Caminhos da expansão
Segundo o presidente do Sicredi em PG, para pensar em dobrar o quadro de associados, é fundamental cuidar bem dos 250 mil que a cooperativa já possui. “Por mais que uma entrevista, uma divulgação em redes sociais e propagandas na televisão sejam importantes, nosso principal fator comercial é o associado que gosta do Sicredi, que vê o que a cooperativa faz por ele, pela comunidade e convida outra pessoa para também fazer parte desse processo”.
“Além disso, acreditamos que temos como diferencial um modelo de negócios assertivo, que tem bom preço, boa qualidade, segurança e a presença, o relacionamento (com o associado) que é único do Sicredi”, acrescentou Zwierewicz.
“Também estamos em praças onde o Sicredi pode crescer muito. Em Ponta Grossa, por exemplo, estamos com 70 mil vínculos, entre associados (50 mil) e poupadores (20 mil), mas é uma cidade de quase 400 mil habitantes; em Curitiba, que tem 1,8 milhão de habitantes, possuímos entre 60 e 70 mil vínculos, então a gente pode crescer muito nesses grandes centros”, analisou.
Ampliação da sede
Recentemente, o Sicredi iniciou a demolição de imóveis ao lado da sede regional, situada na Avenida Ernesto Vilela, no bairro Nova Rússia, para ampliar a sua estrutura (leia mais detalhes no DC). O novo projeto contempla:
- Ampliação de mais de 17 mil m², totalizando cerca de 29 mil m² de área construída
- Construção de uma nova torre executiva
- Centro de eventos com capacidade para mais de 2 mil pessoas
- Três subsolos de estacionamento
“Estamos na fase de conclusão dos projetos arquitetônicos para então partirmos à cotação. Então o valor exato do investimento não temos ainda, mas entendemos que é uma obra de 17 mil m², com três pisos em subsolo e depois mais cinco andares, de grande envergadura, proporcionando um atendimento de maior qualidade”, detalhou o presidente.

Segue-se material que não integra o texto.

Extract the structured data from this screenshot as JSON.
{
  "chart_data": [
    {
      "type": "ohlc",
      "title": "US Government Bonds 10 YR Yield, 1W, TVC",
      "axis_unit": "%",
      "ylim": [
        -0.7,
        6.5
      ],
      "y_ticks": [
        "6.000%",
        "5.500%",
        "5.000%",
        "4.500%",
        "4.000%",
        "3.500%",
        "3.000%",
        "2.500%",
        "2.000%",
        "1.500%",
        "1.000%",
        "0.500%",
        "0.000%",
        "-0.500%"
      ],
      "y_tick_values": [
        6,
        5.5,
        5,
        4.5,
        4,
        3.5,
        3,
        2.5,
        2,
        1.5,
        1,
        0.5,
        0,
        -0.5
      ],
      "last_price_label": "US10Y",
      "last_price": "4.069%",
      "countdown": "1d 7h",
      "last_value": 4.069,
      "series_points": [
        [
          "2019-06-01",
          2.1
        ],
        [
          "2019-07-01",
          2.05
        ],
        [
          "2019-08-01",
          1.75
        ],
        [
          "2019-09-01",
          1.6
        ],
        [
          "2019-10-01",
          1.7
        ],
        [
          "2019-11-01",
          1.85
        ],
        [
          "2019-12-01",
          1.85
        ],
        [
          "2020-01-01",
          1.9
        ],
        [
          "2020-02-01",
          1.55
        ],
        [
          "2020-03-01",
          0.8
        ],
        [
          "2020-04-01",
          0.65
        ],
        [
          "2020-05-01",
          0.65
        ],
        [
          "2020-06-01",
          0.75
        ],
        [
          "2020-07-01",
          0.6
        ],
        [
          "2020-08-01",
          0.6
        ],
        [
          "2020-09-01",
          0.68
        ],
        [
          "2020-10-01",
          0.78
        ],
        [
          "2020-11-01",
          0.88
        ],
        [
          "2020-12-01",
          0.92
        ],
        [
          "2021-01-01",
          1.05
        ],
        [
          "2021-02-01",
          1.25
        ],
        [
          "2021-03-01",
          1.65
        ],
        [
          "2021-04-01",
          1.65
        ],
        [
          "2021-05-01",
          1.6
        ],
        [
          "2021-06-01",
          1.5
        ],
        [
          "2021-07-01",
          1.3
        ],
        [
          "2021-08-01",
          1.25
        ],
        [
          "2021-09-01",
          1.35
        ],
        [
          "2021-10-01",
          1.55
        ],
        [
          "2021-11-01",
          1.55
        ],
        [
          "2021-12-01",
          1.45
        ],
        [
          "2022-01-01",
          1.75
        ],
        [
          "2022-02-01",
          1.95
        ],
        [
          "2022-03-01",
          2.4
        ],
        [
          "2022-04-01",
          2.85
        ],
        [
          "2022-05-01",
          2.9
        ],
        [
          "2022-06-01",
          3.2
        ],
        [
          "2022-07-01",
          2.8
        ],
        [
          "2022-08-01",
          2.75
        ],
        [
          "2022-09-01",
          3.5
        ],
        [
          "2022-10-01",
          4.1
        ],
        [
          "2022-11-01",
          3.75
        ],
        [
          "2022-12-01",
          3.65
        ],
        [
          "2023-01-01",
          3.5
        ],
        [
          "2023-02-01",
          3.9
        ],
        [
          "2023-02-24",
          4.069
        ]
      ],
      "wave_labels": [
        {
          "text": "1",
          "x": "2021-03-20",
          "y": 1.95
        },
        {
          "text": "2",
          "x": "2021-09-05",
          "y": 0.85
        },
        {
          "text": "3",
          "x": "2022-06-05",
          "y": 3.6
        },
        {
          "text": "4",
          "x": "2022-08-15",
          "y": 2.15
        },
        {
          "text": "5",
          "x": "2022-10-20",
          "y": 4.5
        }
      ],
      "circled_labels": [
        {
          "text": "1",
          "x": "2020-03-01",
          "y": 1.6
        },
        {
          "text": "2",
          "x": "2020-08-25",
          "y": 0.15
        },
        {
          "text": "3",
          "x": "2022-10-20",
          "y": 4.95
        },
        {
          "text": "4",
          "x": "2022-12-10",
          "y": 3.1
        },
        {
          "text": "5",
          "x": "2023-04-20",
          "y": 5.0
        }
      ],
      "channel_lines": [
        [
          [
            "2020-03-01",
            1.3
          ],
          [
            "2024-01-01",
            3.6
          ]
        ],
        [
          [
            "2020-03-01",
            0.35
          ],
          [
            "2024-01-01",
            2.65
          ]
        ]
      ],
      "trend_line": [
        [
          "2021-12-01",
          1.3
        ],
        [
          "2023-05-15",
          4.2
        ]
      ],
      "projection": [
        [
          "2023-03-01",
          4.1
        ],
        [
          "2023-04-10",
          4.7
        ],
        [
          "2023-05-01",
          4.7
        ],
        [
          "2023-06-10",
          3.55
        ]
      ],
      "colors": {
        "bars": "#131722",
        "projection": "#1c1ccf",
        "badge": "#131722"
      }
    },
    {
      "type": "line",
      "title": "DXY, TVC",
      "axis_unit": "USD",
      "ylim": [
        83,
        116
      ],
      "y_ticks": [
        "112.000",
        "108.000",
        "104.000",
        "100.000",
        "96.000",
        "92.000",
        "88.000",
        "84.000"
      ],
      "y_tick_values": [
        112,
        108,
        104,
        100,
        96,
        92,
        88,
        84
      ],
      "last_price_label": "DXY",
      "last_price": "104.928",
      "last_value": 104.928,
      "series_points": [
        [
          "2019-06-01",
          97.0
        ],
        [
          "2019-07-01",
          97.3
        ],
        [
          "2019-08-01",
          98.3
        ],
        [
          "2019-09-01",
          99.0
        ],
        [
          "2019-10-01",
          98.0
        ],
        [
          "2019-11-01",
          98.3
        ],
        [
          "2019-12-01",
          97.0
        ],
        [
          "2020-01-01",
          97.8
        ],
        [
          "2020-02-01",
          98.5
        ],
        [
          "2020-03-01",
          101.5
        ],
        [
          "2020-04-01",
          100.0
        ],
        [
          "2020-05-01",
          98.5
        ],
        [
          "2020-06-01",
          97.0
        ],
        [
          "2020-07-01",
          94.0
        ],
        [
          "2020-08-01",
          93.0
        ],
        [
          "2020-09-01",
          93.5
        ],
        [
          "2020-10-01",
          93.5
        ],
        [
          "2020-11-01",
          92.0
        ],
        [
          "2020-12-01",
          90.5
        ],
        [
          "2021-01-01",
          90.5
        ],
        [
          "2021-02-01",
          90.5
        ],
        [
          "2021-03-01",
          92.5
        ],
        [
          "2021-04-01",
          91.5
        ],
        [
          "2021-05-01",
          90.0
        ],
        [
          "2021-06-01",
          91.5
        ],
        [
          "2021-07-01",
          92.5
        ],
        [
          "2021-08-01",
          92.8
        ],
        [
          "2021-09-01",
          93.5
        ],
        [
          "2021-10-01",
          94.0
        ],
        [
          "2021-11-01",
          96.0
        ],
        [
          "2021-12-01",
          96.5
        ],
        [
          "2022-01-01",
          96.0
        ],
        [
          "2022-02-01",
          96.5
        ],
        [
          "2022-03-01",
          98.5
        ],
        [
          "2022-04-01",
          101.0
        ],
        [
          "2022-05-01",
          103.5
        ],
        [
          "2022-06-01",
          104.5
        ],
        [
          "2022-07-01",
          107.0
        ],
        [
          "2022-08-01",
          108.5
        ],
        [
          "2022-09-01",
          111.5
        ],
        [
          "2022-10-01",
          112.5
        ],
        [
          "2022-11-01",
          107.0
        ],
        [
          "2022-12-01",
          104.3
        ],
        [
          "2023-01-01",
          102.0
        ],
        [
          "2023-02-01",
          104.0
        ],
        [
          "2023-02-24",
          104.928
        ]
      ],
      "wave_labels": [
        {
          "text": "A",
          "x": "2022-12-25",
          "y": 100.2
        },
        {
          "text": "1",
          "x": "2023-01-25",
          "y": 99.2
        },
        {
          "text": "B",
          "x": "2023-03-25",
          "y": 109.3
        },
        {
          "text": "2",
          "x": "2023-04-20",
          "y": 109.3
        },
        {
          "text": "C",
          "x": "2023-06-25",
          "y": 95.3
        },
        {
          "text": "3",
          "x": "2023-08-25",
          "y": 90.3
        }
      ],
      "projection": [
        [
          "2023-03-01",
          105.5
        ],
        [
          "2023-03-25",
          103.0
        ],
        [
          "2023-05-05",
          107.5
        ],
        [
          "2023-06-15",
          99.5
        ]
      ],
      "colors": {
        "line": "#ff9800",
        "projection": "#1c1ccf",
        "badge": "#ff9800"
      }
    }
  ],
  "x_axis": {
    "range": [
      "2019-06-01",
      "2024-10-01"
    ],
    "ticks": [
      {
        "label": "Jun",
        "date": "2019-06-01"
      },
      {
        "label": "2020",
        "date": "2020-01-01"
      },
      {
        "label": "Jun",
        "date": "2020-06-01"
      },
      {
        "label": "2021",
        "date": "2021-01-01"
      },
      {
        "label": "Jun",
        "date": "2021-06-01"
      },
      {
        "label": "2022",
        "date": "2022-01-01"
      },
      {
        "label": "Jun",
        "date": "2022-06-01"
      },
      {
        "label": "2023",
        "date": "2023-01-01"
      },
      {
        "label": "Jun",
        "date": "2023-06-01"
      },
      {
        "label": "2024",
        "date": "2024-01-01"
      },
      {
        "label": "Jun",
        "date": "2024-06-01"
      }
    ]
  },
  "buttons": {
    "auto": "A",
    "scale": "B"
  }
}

A nova sede será uma das maiores do sistema Sicredi e colocará Ponta Grossa em evidência no cenário nacional da cooperativa. “Hoje o Sicredi gera 500 empregos aqui na cidade, dos quais 300 são aqui na sede regional, e com a ampliação do prédio – que ocorre por uma necessidade de expansão, pois já temos colegas alocados em retaguardas de agências, mas atuando pela sede; devemos gerar mais 250 empregos na sede”, completou.
Resultados que permanecem na comunidade
O desempenho da cooperativa reflete na comunidade. Mais de R$ 100 milhões foram distribuídos aos associados no último ano, além de R$ 15 milhões em recursos previstos para investimentos sociais e educacionais.
Um dos projetos beneficiados pelo Fundo Social do Sicredi foi o da Casa da Sopa Espírito Santo, mantido por Aparecida da Silva, a Dona Cidinha, há 20 anos no núcleo Recanto Verde, bairro Cará-Cará, em PG. Em setembro do ano passado, o DC acompanhou a entrega de R$ 10 mil em materiais de construção, para a conclusão de obras no local.
“Fiquei muito feliz de ter ganhado ano passado esse presente, deu para cobrir a estrutura e erminar todo o refeitório. O Fundo Social do Sicredi foi muito importante para a nossa instituição e também é muito importante para a sociedade. Sou muito grata ao projeto, que graças a ele podemos trabalhar mais tranquilos e fazer a diferença na vida daqueles que atendemos”, expressou Dona Cidinha.
“Nos orgulhamos de trabalhar em uma empresa que distribui resultados para o seu sócio e também para a comunidade onde ele vive. Foram mais de 40 projetos, só em Ponta Grossa, atendidos pelo Fundo Social do Sicredi em 2025. Isso é muito gratificante. E temos também nossos programas de cunho educacional, como Educação Financeira, Finanças na Mochila, Cooperativa Escolar, atendendo a todos os níveis de ensino. Com isso ajudamos as pessoas hoje e também preparamos pessoas para o amanhã”, concluiu Marcio Zwierewicz.